シチュエーションパズルは厳密なものではなく、一つ以上の適切な答があることも多い。しかし目標は出題者の考えを当てる事である。判断力と論理的思考力の他に、水平思考も必要である。水平思考という言葉はエドワード・デ・ボノ(w:en:Edward De Bono)によって作られたもので、創造的な問題の解き方、与えられた状況を意外な角度から見る方法である。
[編集] 例題
以下の問題は、シチュエーションパズルの有名な問題の一つ。
ある男がバーに入ってきて、バーテンダーに水を一杯注文した。バーテンダーは銃を取り出し、男に狙いをつけて撃鉄を上げた。男は「ありがとう」と言って帰って行った。
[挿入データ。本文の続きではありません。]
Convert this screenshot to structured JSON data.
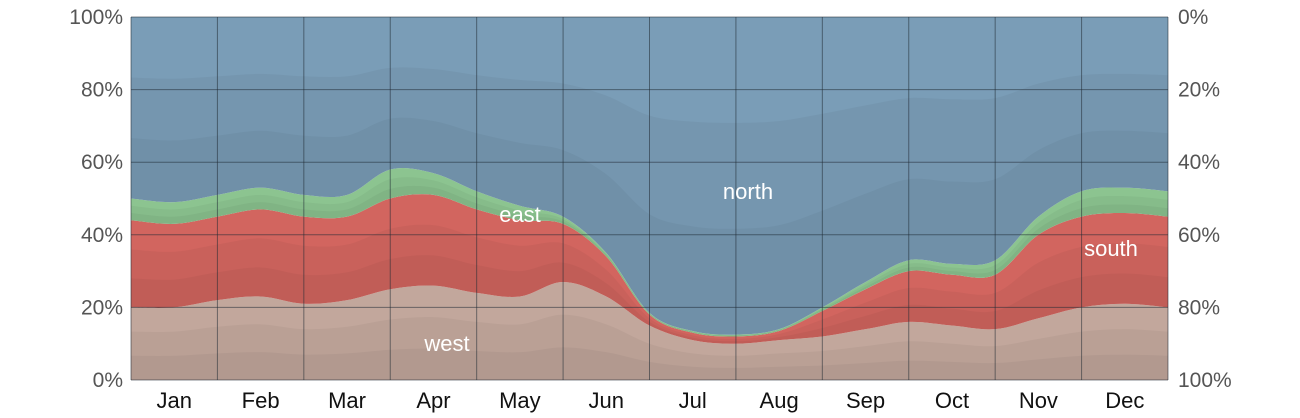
{
  "chart_data": {
    "type": "area",
    "stacked": true,
    "x_unit": "month",
    "categories": [
      "Jan",
      "Feb",
      "Mar",
      "Apr",
      "May",
      "Jun",
      "Jul",
      "Aug",
      "Sep",
      "Oct",
      "Nov",
      "Dec"
    ],
    "x": [
      0,
      0.5,
      1,
      1.5,
      2,
      2.5,
      3,
      3.5,
      4,
      4.5,
      5,
      5.5,
      6,
      6.5,
      7,
      7.5,
      8,
      8.5,
      9,
      9.5,
      10,
      10.5,
      11,
      11.5,
      12
    ],
    "left_axis_ticks": [
      "0%",
      "20%",
      "40%",
      "60%",
      "80%",
      "100%"
    ],
    "right_axis_ticks": [
      "100%",
      "80%",
      "60%",
      "40%",
      "20%",
      "0%"
    ],
    "ylim": [
      0,
      100
    ],
    "grid": true,
    "band_labels": {
      "west": "west",
      "south": "south",
      "east": "east",
      "north": "north"
    },
    "series": [
      {
        "name": "west",
        "color": "#c2a79c",
        "values": [
          20,
          20,
          22,
          23,
          21,
          22,
          25,
          26,
          24,
          23,
          27,
          23,
          15,
          11,
          10,
          11,
          12,
          14,
          16,
          15,
          14,
          17,
          20,
          21,
          20
        ]
      },
      {
        "name": "south",
        "color": "#d2655f",
        "values": [
          24,
          23,
          23,
          24,
          24,
          23,
          25,
          25,
          23,
          21,
          16,
          11,
          3,
          2,
          2,
          2.5,
          7,
          11,
          14,
          14,
          15,
          23,
          25,
          25,
          25
        ]
      },
      {
        "name": "east",
        "color": "#8cc490",
        "values": [
          6,
          6,
          6,
          6,
          6,
          6,
          8,
          6,
          5,
          4,
          2,
          1,
          0.5,
          0.5,
          0.5,
          0.5,
          1,
          2,
          3,
          3,
          4,
          5,
          7,
          7,
          7
        ]
      },
      {
        "name": "north",
        "color": "#7a9db7",
        "values": [
          50,
          51,
          49,
          47,
          49,
          49,
          42,
          43,
          48,
          52,
          55,
          65,
          81.5,
          86.5,
          87.5,
          86,
          80,
          73,
          67,
          68,
          67,
          55,
          48,
          47,
          48
        ]
      }
    ]
  }
}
これに対する質問と答は、たとえば以下のようなものになる。
- 質問: バーテンダーは男にOKと聞いたか? 答:はい。
Question: Did the bartender hear him OK? Answer: Yes
- 質問:バーテンダーはなにかに怒っていた? 答:いいえ。
- 質問:彼らは以前から顔見知りだった? 答:いいえ。もしくは、関係ありません。
- 質問:男が「ありがとう」と言ったのは皮肉? 答:いいえ。もしくは、いいえ、ある理由で、男は心から喜んでいました。
- 質問:男が水を頼んだとき、乱暴な口調だった? 答:いいえ。
- 質問:男が水を頼んだとき、変な頼み方だった? 答:はい。
答はこうである:男はシャックリをしていて、水を注文した。バーテンダーはシャックリの声を聞いて状況を知り、手っ取り早い方法として、銃で男を驚かしてシャックリを止めたのだ。男は驚いたが、シャックリが止まったことを知って喜んだ。そしてもう水も何も飲む必要が無くなった。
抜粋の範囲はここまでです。